The Weekly One-Pager

Michael Shank
Professor Michael Shank uses weekly papers to encourage student engagement and to stimulate class discussions.

The purposes of this assignment are several:


  1. to make writing a more "natural" routine;

  2. to help you identify important themes and problems in the readings for that week. Try to find in the primary source (and also the secondary material) of the day


      a) at least one major theme of the utopia that relates to the theme of the seminar and deserves discussion;
      b) at least one significant issue that you find problematic in some fashion or other (troubling, puzzling, etc.)--the kind of the issue that the seminar group might help you grapple with.

Note that (a) and (b) may occasionally be the same issue(s), or different facets thereof; usually they should not be, as there will be many themes to choose from.

Your forethought on these issues will stimulate our discussions when you being your issues to the group.

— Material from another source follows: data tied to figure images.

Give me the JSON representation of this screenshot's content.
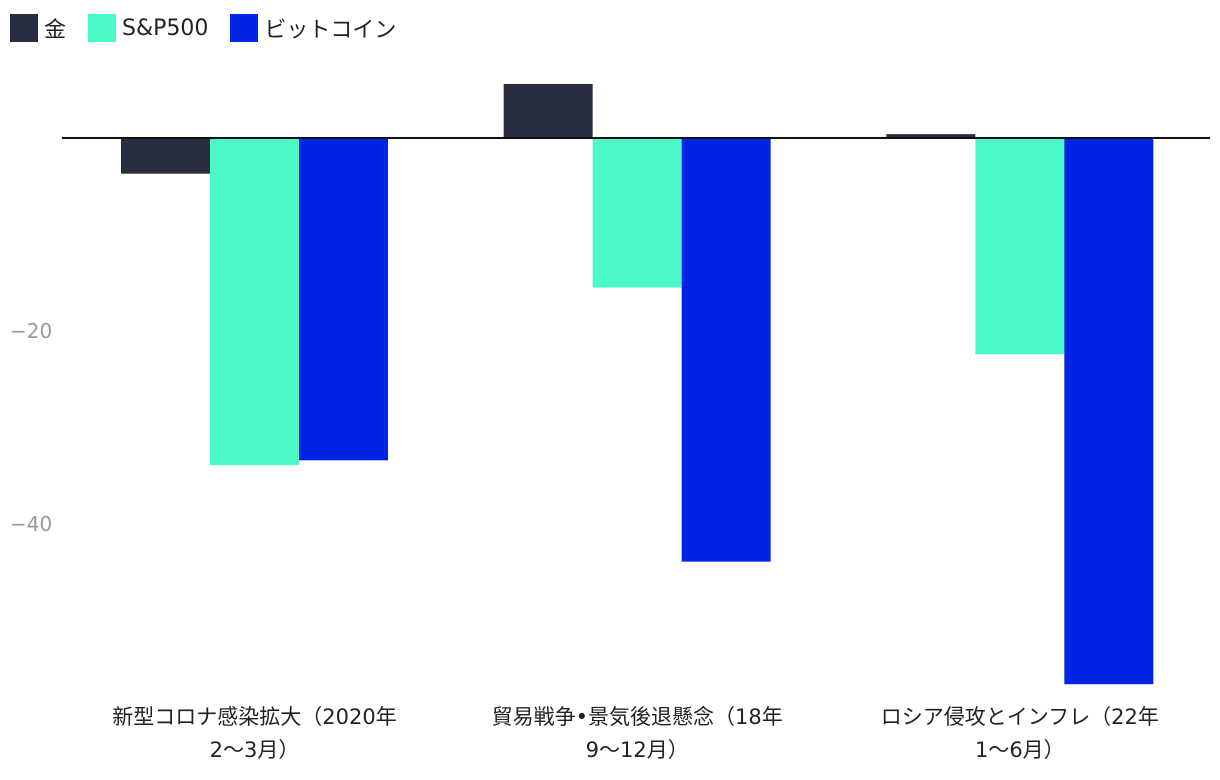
{
  "chart_data": {
    "type": "bar",
    "categories": [
      [
        "新型コロナ感染拡大（2020年",
        "2～3月）"
      ],
      [
        "貿易戦争•景気後退懸念（18年",
        "9～12月）"
      ],
      [
        "ロシア侵攻とインフレ（22年",
        "1～6月）"
      ]
    ],
    "series": [
      {
        "name": "金",
        "color": "#282d40",
        "values": [
          -3.7,
          5.6,
          0.4
        ]
      },
      {
        "name": "S&P500",
        "color": "#4af8c8",
        "values": [
          -33.9,
          -15.5,
          -22.4
        ]
      },
      {
        "name": "ビットコイン",
        "color": "#0024e6",
        "values": [
          -33.4,
          -43.9,
          -56.6
        ]
      }
    ],
    "yticks": [
      -20,
      -40
    ],
    "ytick_labels": [
      "−20",
      "−40"
    ],
    "ylim": [
      -57,
      6
    ],
    "grid": false,
    "legend_position": "top-left"
  }
}
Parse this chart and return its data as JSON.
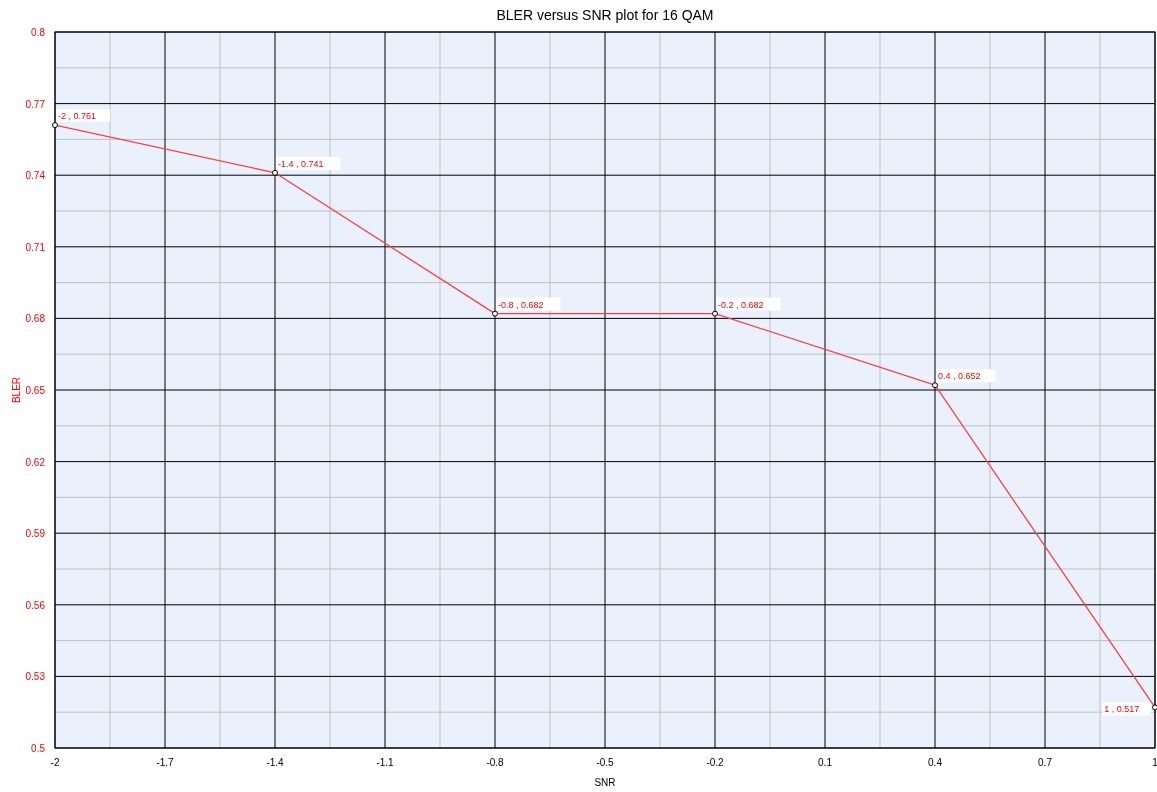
{
  "chart_data": {
    "type": "line",
    "title": "BLER versus SNR plot for 16 QAM",
    "xlabel": "SNR",
    "ylabel": "BLER",
    "x": [
      -2,
      -1.4,
      -0.8,
      -0.2,
      0.4,
      1
    ],
    "series": [
      {
        "color": "#ff4040",
        "values": [
          0.761,
          0.741,
          0.682,
          0.682,
          0.652,
          0.517
        ],
        "value_labels": [
          "-2 , 0.761",
          "-1.4 , 0.741",
          "-0.8 , 0.682",
          "-0.2 , 0.682",
          "0.4 , 0.652",
          "1 , 0.517"
        ]
      }
    ],
    "xlim": [
      -2,
      1
    ],
    "xticks": [
      -2,
      -1.7,
      -1.4,
      -1.1,
      -0.8,
      -0.5,
      -0.2,
      0.1,
      0.4,
      0.7,
      1
    ],
    "ylim": [
      0.5,
      0.8
    ],
    "yticks": [
      0.5,
      0.53,
      0.56,
      0.59,
      0.62,
      0.65,
      0.68,
      0.71,
      0.74,
      0.77,
      0.8
    ],
    "grid": true,
    "marker": "circle",
    "line_style": "solid"
  }
}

Approximately half the page should be in expository prose (good sentences; some thematic development). The remainder may be in outline form (if you have a lot of insight in any particular week), but it must be sufficiently clear to communicate to another mind (namely mine).

This assignment presupposes that you will be taking notes on your readings, and that you will select from your jottings the most interesting issues. Your task is therefore in part an editorial one: to choose among many a few issues that, in your view, warrant attention.

I insist on the written presentation of these thoughts because the act of writing forces us both to clarify them to and to organize them. As an extra bonus, new relationships between ideas frequently emerge from the process.

I will collect these one-pagers in class, sometimes commenting on them, sometimes not. Good faith participation in the assignment will earn full credit.